There is no doubt the art world can be intimidating. I wish this wasn't the case.
I meet people all the time that say they love art but qualify it with "I don't know anything about it though" in embarrassed tones.
By contrast, we would never talk about a book, play or concert we loved and bracket it with a caution we knew nothing about literature or music. Everyone is absolutely entitled and capable of discovering art and letting it illuminate their world.
Here's how to get the most out of your time, money and energy no matter where you are on your personal art journey.
Art15 fair director Kate Bryan.
Art15 fair director Kate Bryan. Credit: Courtesy Art15

Do your homework

It takes time to cultivate a sense of your personal taste. Whether you like bright abstract painting, somber etchings or surreal photography, it's important that you don't cut your choices off before you have even started.
Every major city is an incredible hub for art -- institutionally whether it's the Museum of Modern Art or the Tate, or even on the street where you might discover a Banksy.
Art fairs are great because you get a huge amount of ideas and content in one place. Don't be shy - ask questions and seek the advice a few different consultants, advisers or dealers.

Buy what you love

It's not an exact science: pay attention to how art makes you feel. People often say artworks stimulate adrenalin when we like them -- a quicker pulse, a sensation to act fast and share your discovery - watch out for that excited feeling when your passion is ignited.
Of course, it's always good to think intelligently when buying (for example, what has the artist done before and who else is collecting the work and writing about it?). However, you can't know for sure that your work will increase in value. If you love looking at it on your wall everyday, that is value enough for now.

Know your limits

You absolutely don't need to be a millionaire to buy artworks.
At Art15 the exhibitors -- who represent 500 artists from over 60 countries -- have artworks that start from £500 and go all the way up to over one million pounds.
This means that whether you are an art collector with an established private collection or someone who has never visited an art fair, there is something for everyone.

Think big and broad

Art works aren't just paintings!
The art world encompasses sculpture, design, photography, installation, mixed media and everything in between.
My tastes are diverse.

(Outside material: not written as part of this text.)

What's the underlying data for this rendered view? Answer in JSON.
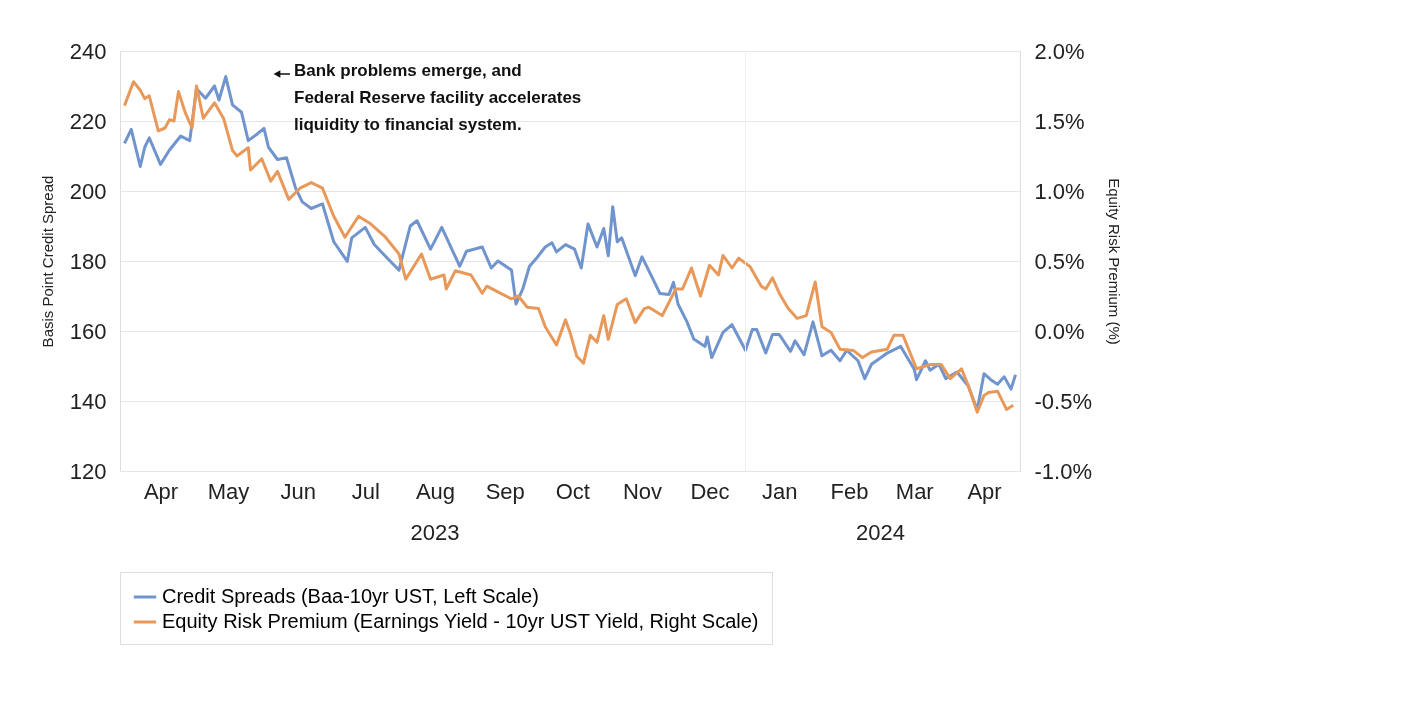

On the one hand I love conceptual work by artists such as Miriam Elia, who creates witty editions with Jealous Gallery, but I also crave the luscious textural paintings by Zhu Jinshi at Pearl Lam Galleries. It's exciting to think about how sculpture might fit in, so I'll be visiting the sculpture specialist William Benington Gallery.

Know where to look

Yes, galleries are commercial enterprises but the best ones are absolutely fundamental to the creative process. They work closely with their artists to provide financial, promotional and even emotional support.
Look out for passionate art dealers who know the work inside and out and work closely with their artists. They will be a key part of that artist's future credibility and longevity.
And avoid those that talk in terms more akin to transactions and products.